Adsorption-desorption effect on physical aging in PMMA-silica nanocomposites

Poly(methyl methacrylate) (PMMA)-silica nanocomposite was used to study the adsorption-desorption of polymer chains on the surface of silica nanoparticles. We demonstrate that the adsorption-desorption is a dynamic process with respect to temperature and time. The adsorption condition could be changed after annealing at T-g + 16 C. Then, the physical aging under confinement was investigated under different adsorption conditions. At relatively high aging temperatures, we reveal a one-step equilibration with reduced enthalpy recovery of nanocomposite compared with neat PMMA. In contrast, the aging rate of composite is decelerated and then accelerated after a long period of aging at a relatively low temperature due to the emergence of two-step equilibration. Furthermore, the material system with a higher adsorption fraction exhibits a stronger confinement effect on aging. We speculate that the transition from one-step to two-step equilibration corresponds to the activation of segmental alpha & PRIME; relaxation in the interfacial region.

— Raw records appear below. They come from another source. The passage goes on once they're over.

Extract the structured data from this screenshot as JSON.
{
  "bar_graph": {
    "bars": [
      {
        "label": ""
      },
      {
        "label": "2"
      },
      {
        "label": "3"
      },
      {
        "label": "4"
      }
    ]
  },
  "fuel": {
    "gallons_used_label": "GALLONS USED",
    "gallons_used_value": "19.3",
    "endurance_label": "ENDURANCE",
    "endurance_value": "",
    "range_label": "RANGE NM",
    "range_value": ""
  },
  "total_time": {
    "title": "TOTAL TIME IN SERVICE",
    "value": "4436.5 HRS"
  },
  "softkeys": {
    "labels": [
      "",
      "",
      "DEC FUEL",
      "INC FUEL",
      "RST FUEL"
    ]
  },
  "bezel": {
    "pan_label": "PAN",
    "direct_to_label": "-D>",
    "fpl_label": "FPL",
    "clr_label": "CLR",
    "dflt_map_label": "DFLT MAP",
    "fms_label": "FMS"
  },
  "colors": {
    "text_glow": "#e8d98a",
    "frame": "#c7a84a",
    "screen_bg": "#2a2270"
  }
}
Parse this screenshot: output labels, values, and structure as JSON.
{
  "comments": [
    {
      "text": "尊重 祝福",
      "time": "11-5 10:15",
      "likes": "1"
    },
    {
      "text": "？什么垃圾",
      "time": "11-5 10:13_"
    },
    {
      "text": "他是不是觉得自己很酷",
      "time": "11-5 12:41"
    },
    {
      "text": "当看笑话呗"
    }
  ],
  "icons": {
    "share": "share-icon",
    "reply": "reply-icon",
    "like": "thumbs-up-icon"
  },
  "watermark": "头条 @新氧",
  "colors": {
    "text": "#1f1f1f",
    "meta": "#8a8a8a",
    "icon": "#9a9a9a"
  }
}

The adsorbed chains result in restrained segmental alpha & PRIME; and beta & PRIME; relaxation and low enthalpy recovery at relatively high aging temperatures. At a relatively low temperature, the interfacial alpha & PRIME; relaxation with high released enthalpy comes to the surface after a long aging time, inducing the elevated aging rate.

Automated summary

In this study, the adsorption-desorption of polymer chains on the surface of silica nanoparticles in PMMA-silica nanocomposite was investigated. The results showed that the adsorption-desorption process is dynamic and influenced by temperature and time. The adsorption condition can be altered through annealing, and the physical aging behavior under different adsorption conditions was analyzed.